Ему пришлось некоторое время помолчать и ответить, строго контролируя свой голос:

– Тим. Я… позвоню маме. Мы договоримся, и я заеду. Мы все решим.

– Вы уже все решили, черт бы вас всех побрал! – заорал сын. – Вы все решили, а я должен только слушаться! Жду не дождусь, когда вырасту и… и…

– Сереж, – с досадой сказала Инга, – ты сидишь на моих брюках. Что, теперь мне их гладить, что ли?!

Короткие гудки пронзили барабанную перепонку, а Сергею показалось, что мозг.

– Какие брюки?..

– Ну вот! Мои брюки! Я их положила сюда, а ты…

Он сунул трубку в гнездо аппарата и стремительно прошел мимо Инги, которая подхватила свои портки и теперь держала их на весу, как младенца.

Щелкнул замок, лязгнула дверь.

Инга прислушалась, а потом пошла на звук.
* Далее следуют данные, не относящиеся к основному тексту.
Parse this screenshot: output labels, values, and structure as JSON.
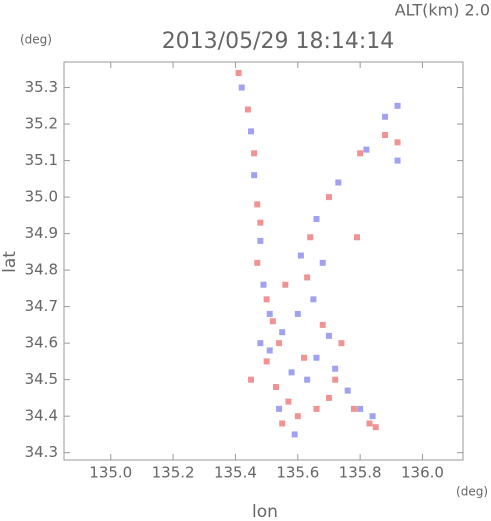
{
  "chart_data": {
    "type": "scatter",
    "title": "2013/05/29 18:14:14",
    "subtitle": "ALT(km) 2.0",
    "y_unit": "(deg)",
    "x_unit": "(deg)",
    "x_label": "lon",
    "y_label": "lat",
    "xlim": [
      134.85,
      136.13
    ],
    "ylim": [
      34.28,
      35.37
    ],
    "xticks": [
      {
        "value": 135,
        "label": "135.0"
      },
      135.2,
      135.4,
      135.6,
      135.8,
      {
        "value": 136,
        "label": "136.0"
      }
    ],
    "yticks": [
      34.3,
      34.4,
      34.5,
      34.6,
      34.7,
      34.8,
      34.9,
      {
        "value": 35,
        "label": "35.0"
      },
      35.1,
      35.2,
      35.3
    ],
    "series": [
      {
        "color": "#ee8080",
        "x": [
          135.41,
          135.44,
          135.46,
          135.47,
          135.48,
          135.47,
          135.5,
          135.52,
          135.54,
          135.5,
          135.53,
          135.57,
          135.6,
          135.55,
          135.66,
          135.7,
          135.72,
          135.62,
          135.68,
          135.74,
          135.78,
          135.83,
          135.85,
          135.64,
          135.7,
          135.8,
          135.88,
          135.92,
          135.45,
          135.56,
          135.63,
          135.79
        ],
        "values": [
          35.34,
          35.24,
          35.12,
          34.98,
          34.93,
          34.82,
          34.72,
          34.66,
          34.6,
          34.55,
          34.48,
          34.44,
          34.4,
          34.38,
          34.42,
          34.45,
          34.5,
          34.56,
          34.65,
          34.6,
          34.42,
          34.38,
          34.37,
          34.89,
          35.0,
          35.12,
          35.17,
          35.15,
          34.5,
          34.76,
          34.78,
          34.89
        ]
      },
      {
        "color": "#9090ee",
        "x": [
          135.42,
          135.45,
          135.46,
          135.48,
          135.49,
          135.51,
          135.55,
          135.48,
          135.51,
          135.58,
          135.63,
          135.66,
          135.7,
          135.6,
          135.65,
          135.72,
          135.76,
          135.8,
          135.84,
          135.54,
          135.59,
          135.66,
          135.73,
          135.82,
          135.88,
          135.92,
          135.92,
          135.61,
          135.68
        ],
        "values": [
          35.3,
          35.18,
          35.06,
          34.88,
          34.76,
          34.68,
          34.63,
          34.6,
          34.58,
          34.52,
          34.5,
          34.56,
          34.62,
          34.68,
          34.72,
          34.53,
          34.47,
          34.42,
          34.4,
          34.42,
          34.35,
          34.94,
          35.04,
          35.13,
          35.22,
          35.25,
          35.1,
          34.84,
          34.82
        ]
      }
    ]
  }
}
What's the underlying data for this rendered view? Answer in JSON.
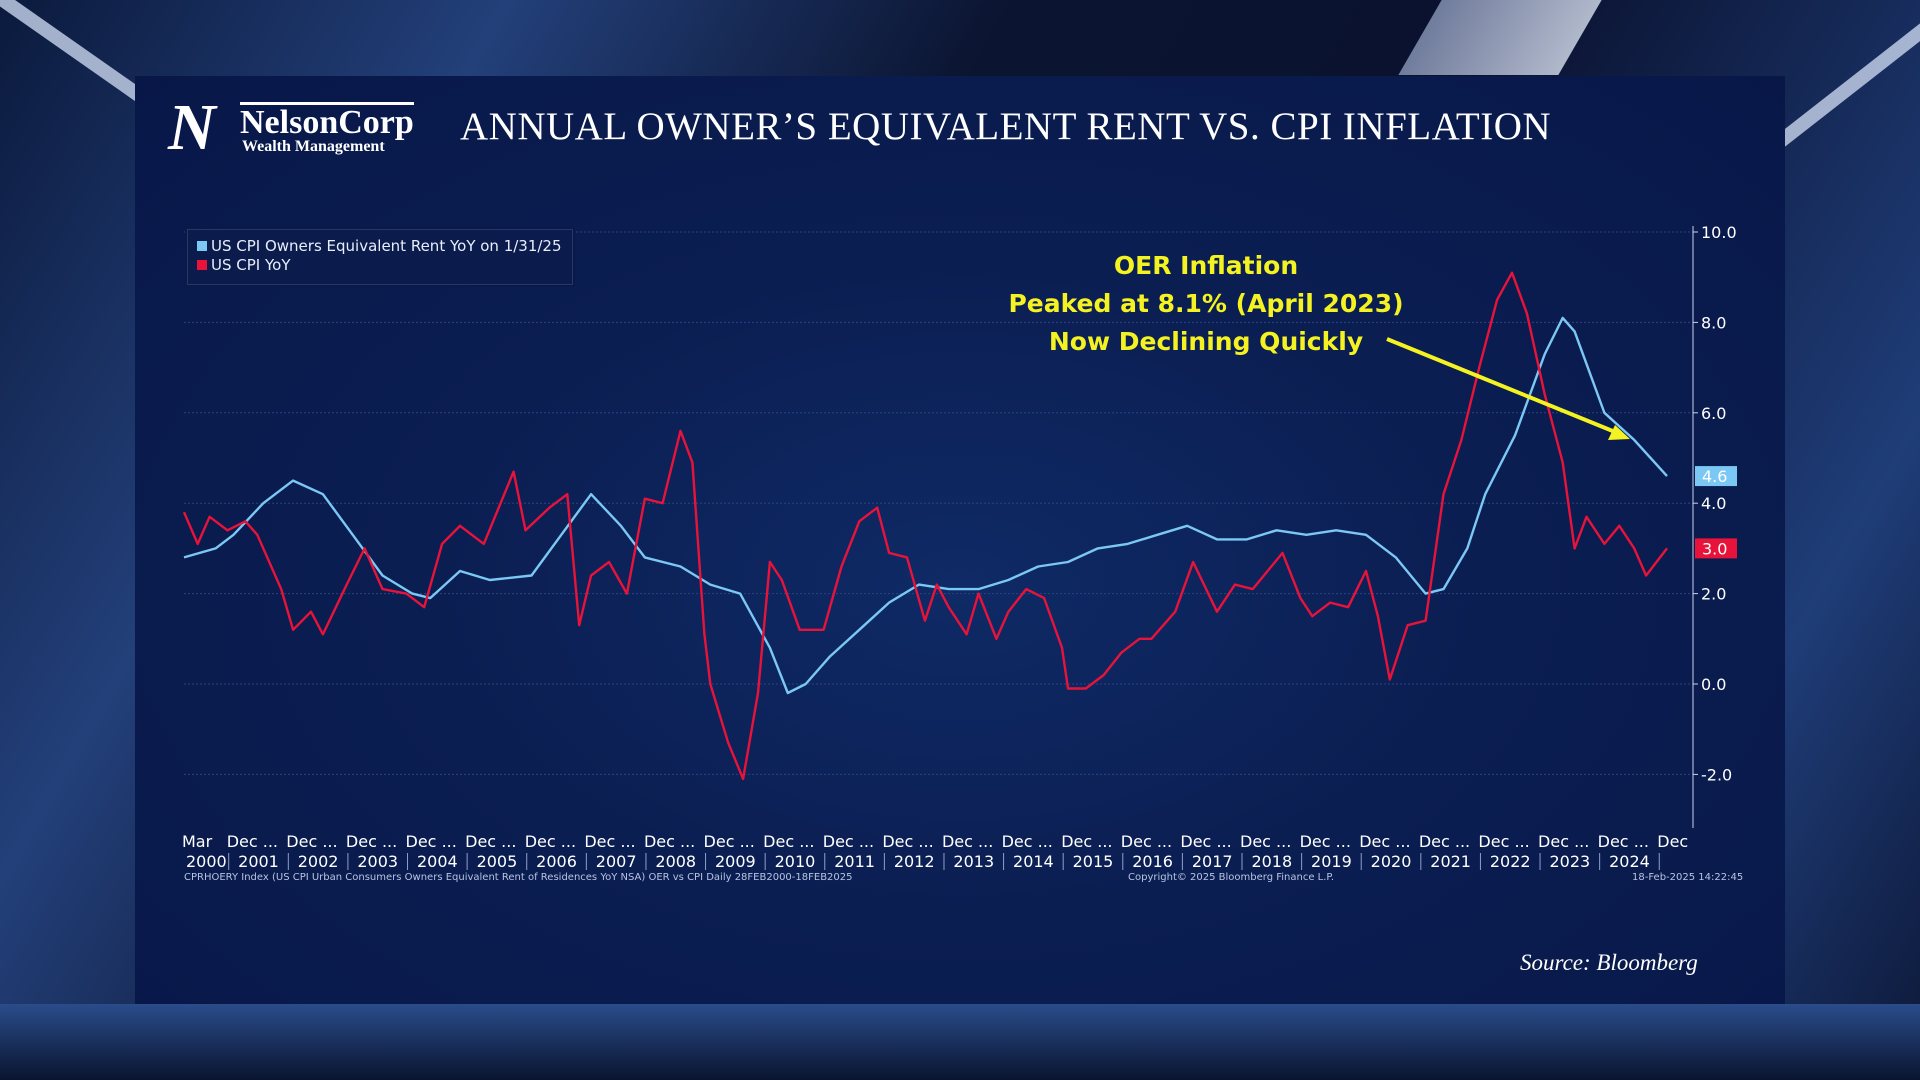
{
  "logo": {
    "mark": "N",
    "name": "NelsonCorp",
    "subtitle": "Wealth Management"
  },
  "title": "ANNUAL OWNER’S EQUIVALENT RENT VS. CPI INFLATION",
  "annotation": {
    "line1": "OER Inflation",
    "line2": "Peaked at 8.1% (April 2023)",
    "line3": "Now Declining Quickly",
    "color": "#f5f221"
  },
  "footer": {
    "left": "CPRHOERY Index (US CPI Urban Consumers Owners Equivalent Rent of Residences YoY NSA) OER vs CPI  Daily 28FEB2000-18FEB2025",
    "center": "Copyright© 2025 Bloomberg Finance L.P.",
    "right": "18-Feb-2025 14:22:45"
  },
  "source": "Source: Bloomberg",
  "chart_data": {
    "type": "line",
    "title": "ANNUAL OWNER’S EQUIVALENT RENT VS. CPI INFLATION",
    "ylim": [
      -3.2,
      10.2
    ],
    "yticks": [
      "10.0",
      "8.0",
      "6.0",
      "4.0",
      "2.0",
      "0.0",
      "-2.0"
    ],
    "ytick_values": [
      10,
      8,
      6,
      4,
      2,
      0,
      -2
    ],
    "xlim": [
      "2000-03",
      "2025-01"
    ],
    "xticks_top": [
      "Mar",
      "Dec ...",
      "Dec ...",
      "Dec ...",
      "Dec ...",
      "Dec ...",
      "Dec ...",
      "Dec ...",
      "Dec ...",
      "Dec ...",
      "Dec ...",
      "Dec ...",
      "Dec ...",
      "Dec ...",
      "Dec ...",
      "Dec ...",
      "Dec ...",
      "Dec ...",
      "Dec ...",
      "Dec ...",
      "Dec ...",
      "Dec ...",
      "Dec ...",
      "Dec ...",
      "Dec ...",
      "Dec"
    ],
    "xticks_bottom": [
      "2000",
      "2001",
      "2002",
      "2003",
      "2004",
      "2005",
      "2006",
      "2007",
      "2008",
      "2009",
      "2010",
      "2011",
      "2012",
      "2013",
      "2014",
      "2015",
      "2016",
      "2017",
      "2018",
      "2019",
      "2020",
      "2021",
      "2022",
      "2023",
      "2024"
    ],
    "grid": true,
    "legend_placement": "top-left",
    "series": [
      {
        "name": "US CPI Owners Equivalent Rent YoY on 1/31/25",
        "color": "#7cc8f4",
        "last_value": "4.6",
        "x": [
          2000.17,
          2000.7,
          2001.0,
          2001.5,
          2002.0,
          2002.5,
          2003.0,
          2003.5,
          2004.0,
          2004.3,
          2004.8,
          2005.3,
          2006.0,
          2006.5,
          2007.0,
          2007.5,
          2007.9,
          2008.5,
          2009.0,
          2009.5,
          2010.0,
          2010.3,
          2010.6,
          2011.0,
          2011.5,
          2012.0,
          2012.5,
          2013.0,
          2013.5,
          2014.0,
          2014.5,
          2015.0,
          2015.5,
          2016.0,
          2016.5,
          2017.0,
          2017.5,
          2018.0,
          2018.5,
          2019.0,
          2019.5,
          2020.0,
          2020.5,
          2021.0,
          2021.3,
          2021.7,
          2022.0,
          2022.5,
          2023.0,
          2023.3,
          2023.5,
          2024.0,
          2024.5,
          2025.05
        ],
        "y": [
          2.8,
          3.0,
          3.3,
          4.0,
          4.5,
          4.2,
          3.3,
          2.4,
          2.0,
          1.9,
          2.5,
          2.3,
          2.4,
          3.3,
          4.2,
          3.5,
          2.8,
          2.6,
          2.2,
          2.0,
          0.8,
          -0.2,
          0.0,
          0.6,
          1.2,
          1.8,
          2.2,
          2.1,
          2.1,
          2.3,
          2.6,
          2.7,
          3.0,
          3.1,
          3.3,
          3.5,
          3.2,
          3.2,
          3.4,
          3.3,
          3.4,
          3.3,
          2.8,
          2.0,
          2.1,
          3.0,
          4.2,
          5.5,
          7.3,
          8.1,
          7.8,
          6.0,
          5.4,
          4.6
        ]
      },
      {
        "name": "US CPI YoY",
        "color": "#e8133a",
        "last_value": "3.0",
        "x": [
          2000.17,
          2000.4,
          2000.6,
          2000.9,
          2001.2,
          2001.4,
          2001.8,
          2002.0,
          2002.3,
          2002.5,
          2002.9,
          2003.2,
          2003.5,
          2003.9,
          2004.2,
          2004.5,
          2004.8,
          2005.2,
          2005.7,
          2005.9,
          2006.3,
          2006.6,
          2006.8,
          2007.0,
          2007.3,
          2007.6,
          2007.9,
          2008.2,
          2008.5,
          2008.7,
          2008.9,
          2009.0,
          2009.3,
          2009.55,
          2009.8,
          2010.0,
          2010.2,
          2010.5,
          2010.9,
          2011.2,
          2011.5,
          2011.8,
          2012.0,
          2012.3,
          2012.6,
          2012.8,
          2013.0,
          2013.3,
          2013.5,
          2013.8,
          2014.0,
          2014.3,
          2014.6,
          2014.9,
          2015.0,
          2015.3,
          2015.6,
          2015.9,
          2016.2,
          2016.4,
          2016.8,
          2017.1,
          2017.5,
          2017.8,
          2018.1,
          2018.6,
          2018.9,
          2019.1,
          2019.4,
          2019.7,
          2020.0,
          2020.2,
          2020.4,
          2020.7,
          2021.0,
          2021.3,
          2021.6,
          2021.9,
          2022.2,
          2022.45,
          2022.7,
          2023.0,
          2023.3,
          2023.5,
          2023.7,
          2024.0,
          2024.25,
          2024.5,
          2024.7,
          2025.05
        ],
        "y": [
          3.8,
          3.1,
          3.7,
          3.4,
          3.6,
          3.3,
          2.1,
          1.2,
          1.6,
          1.1,
          2.2,
          3.0,
          2.1,
          2.0,
          1.7,
          3.1,
          3.5,
          3.1,
          4.7,
          3.4,
          3.9,
          4.2,
          1.3,
          2.4,
          2.7,
          2.0,
          4.1,
          4.0,
          5.6,
          4.9,
          1.1,
          0.0,
          -1.3,
          -2.1,
          -0.2,
          2.7,
          2.3,
          1.2,
          1.2,
          2.6,
          3.6,
          3.9,
          2.9,
          2.8,
          1.4,
          2.2,
          1.7,
          1.1,
          2.0,
          1.0,
          1.6,
          2.1,
          1.9,
          0.8,
          -0.1,
          -0.1,
          0.2,
          0.7,
          1.0,
          1.0,
          1.6,
          2.7,
          1.6,
          2.2,
          2.1,
          2.9,
          1.9,
          1.5,
          1.8,
          1.7,
          2.5,
          1.5,
          0.1,
          1.3,
          1.4,
          4.2,
          5.4,
          7.0,
          8.5,
          9.1,
          8.2,
          6.4,
          4.9,
          3.0,
          3.7,
          3.1,
          3.5,
          3.0,
          2.4,
          3.0
        ]
      }
    ]
  }
}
Брюки свешивались в разные стороны, полоскались, взблескивали шелком.

– Сережа? Ты где? Сережа?! А я?!

Когда она догадалась выскочить на балкон, джип уже отъезжал, небо отражалось в полированной чистой крыше.

– Сережа!!

Полыхнули красным тормозные огни, злобно взвизгнули колеса, машина как будто прыгнула за перекресток и исчезла из виду.

Настроение было отвратительным. У Киры всегда портилось настроение после разговоров с бывшим мужем, как будто это испорченное настроение могло хоть что-то изменить! Каждый раз приходилось уговаривать себя и утешать, потому что уговоры давно не помогали. Тим тоже неожиданно и не ко времени разошелся, и она никак не могла понять, в чем дело, а когда все же поняла, обозлилась еще больше.

Конечно, все дело в отце, будь он неладен! После разговоров с ним сын всегда впадал в нервное состояние, бросался на Киру и чуть не плакал, а сегодня даже плакал – крупными, детскими, неправдоподобными слезищами. Она с большим трудом выставила его к машине и видела в окно, как он плетется, волоча облезлый и чрезвычайно модный рюкзак, в широченных штанах, как будто падающих с попы, в уродливых ботинках и нелепой зеленой шляпе, тоже вроде бы очень модной.

Горькое горе.

Кира была умной и современной женщиной, никаких препятствий бывшему мужу не чинила, он мог встречаться с сыном сколько угодно и когда угодно, и бабушка с дедушкой «с той стороны» тоже никуда не исчезли из его жизни, и вроде бы все прошло с «наименьшими потерями», но невозможно, невозможно было видеть лицо сына, когда Сергей привозил его домой, доводил до двери и уходил, корректно попрощавшись с Кирой.

Может, зря она вела себя, как умная и современная? Может, ей нужно вести себя, как скандальная и отсталая баба, просто запретить им видеться?! Может, тогда ее сын скорее бы все забыл и научился принимать жизнь такой, как есть?!